Together with the National Coordinator for Combating Anti-Semitism (NCAB), the municipality of Amsterdam will set up a support center where schools can go with questions about Holocaust education and anti-Semitism.
The support center will, among other things, refer to different teaching methods and also wants to provide pedagogical support to make it easier to discuss the Holocaust in class, writes AT5/NH Nieuws. The NCAB and the municipality of Amsterdam are still discussing the precise details of the support center with Amsterdam teachers and experts.
For the time being it is an initiative for schools in Amsterdam, but the NCAB hopes that other cities and regions will take over the support centre. “We hope that larger municipalities will open their own counter and that smaller towns will share such a point. So that the support point is close by and accessible to everyone,” says Eddo Verdoner of NCAB.

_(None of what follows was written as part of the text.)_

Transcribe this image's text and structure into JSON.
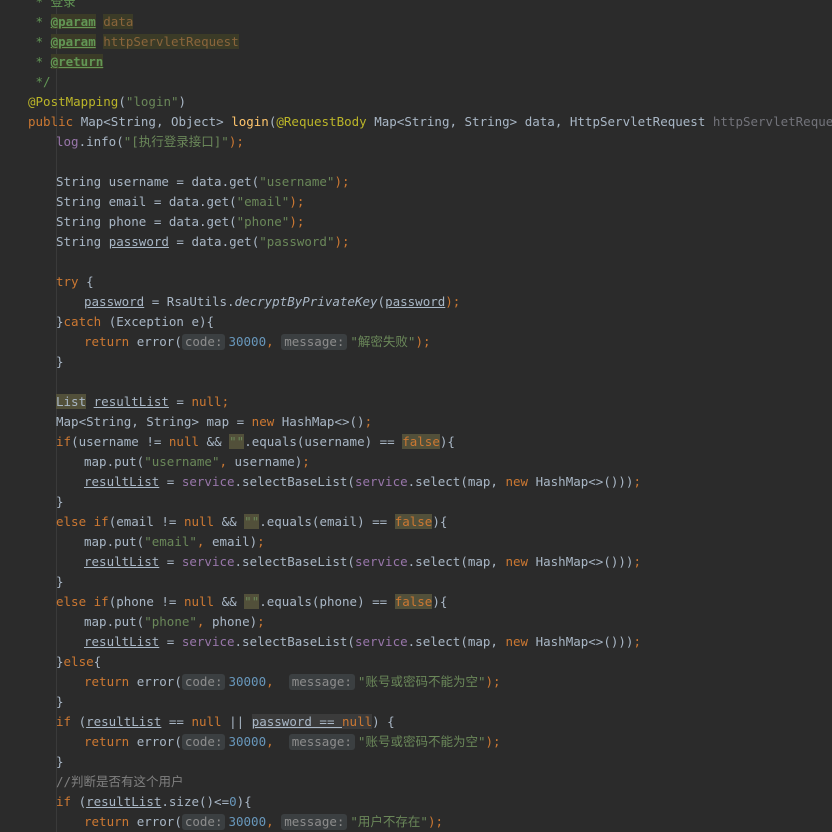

Alderman Moorman of Education is pleased with the future information point. “We cannot and do not want to look away if the horrific facts of the Holocaust are insufficiently known to so many people. We must help the schools that need support with this.”
Recent research commissioned by the Anne Frank House shows that 42 percent of secondary school teachers were confronted with anti-Semitic expressions and trivialization of the Holocaust in class last school year.
‘Crucial in the fight against anti-Semitism’
Eddo Verdoner of the NCAB emphasizes the importance of education about the Holocaust in schools. “Holocaust education is a crucial part of the fight against anti-Semitism, discrimination and exclusion. This dark period in our history should not go unnoticed by any student.”
Last Monday, there was a fuss about a projection on the Anne Frank House. The text ‘Anne Frank inventor of the ballpoint pen’ was projected on the museum, a text that implies that Anne Frank did not write her diary herself. Mayor Femke Halsema called the projection in front of AT5 ‘a new low’.